I’m slowly investigating the plausibility of an iOS game and don’t want to write a lot of code – any of it, actually. Games are complex beasts and I’m one man. If I start modifying something I risk being unable to patch for iOS 7 related bugs or new screen sizes etc. I want to spend my resources making good content rather than a good engine.

Anyway, as I was looking into paid source for Commander Cool, I was horrified to find
that the .plist used to define the list of levels is also the .plist used to record scores and completeness of the level – which means the .plist is stored in user space rather than the app bundle and can’t be overwritten with an app update. This means that the levels you ship with are all the levels users are ever going to get – unless they’re willing to uninstall the app and thus delete their progress. That’s one hell of a frustrating limitation. I’ve reported it as an enhancement request so hopefully I don’t have to do it myself.
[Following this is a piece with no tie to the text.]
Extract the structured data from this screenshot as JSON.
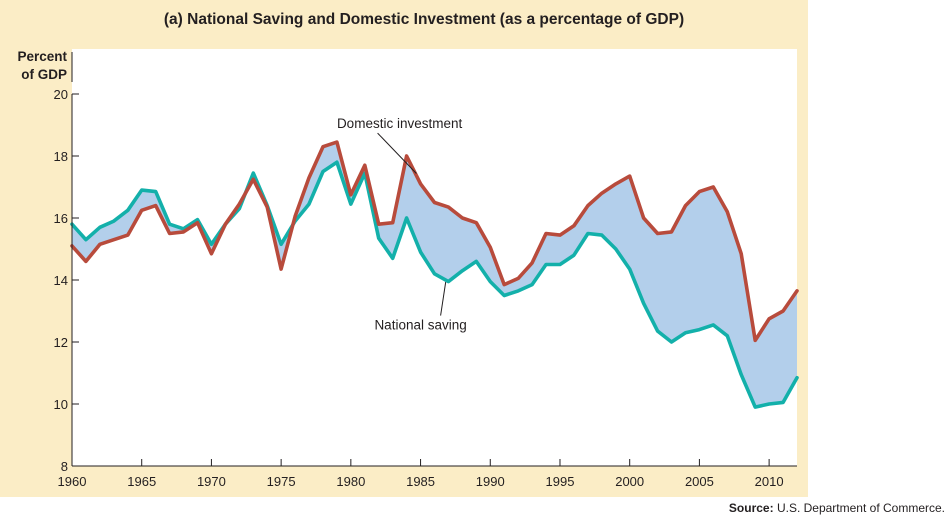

This got me thinking about the seeming ubiquity of another quirk with iOS games: none of them save progress on iCloud. The only reason I restore my big iPad from backups is because it contains a lot of saved game data – data which there is no humane way to backup other than a full device backup. At least if it was a Mac game I could backup whatever it puts in my library, but on iOS this is unrealistic. (Also, the Mac version of the Commander Cool engine stores this .plist in your home folder, so an Xcode clean doesn’t remove it, you have to manually remove it).

Since so much game development is done by heavily using entire engines, APIs, or libraries you dare not alter, the saved game problem isn’t likely to get fixed across the board any time soon. Games that use Unreal don’t even touch Xcode at any point and have no hope of gaining this feature. Games that use Cocos2d, however, are done primarily in Xcode and engines built off of it ought to have more support for iOS features beyond gamecenter and iOS 6 share sheets.

Discussions of using App.net, DropBox, or your own synching service are moot if game developers are writing so little of their own code – and I don’t blame them. But someone needs to make a first step.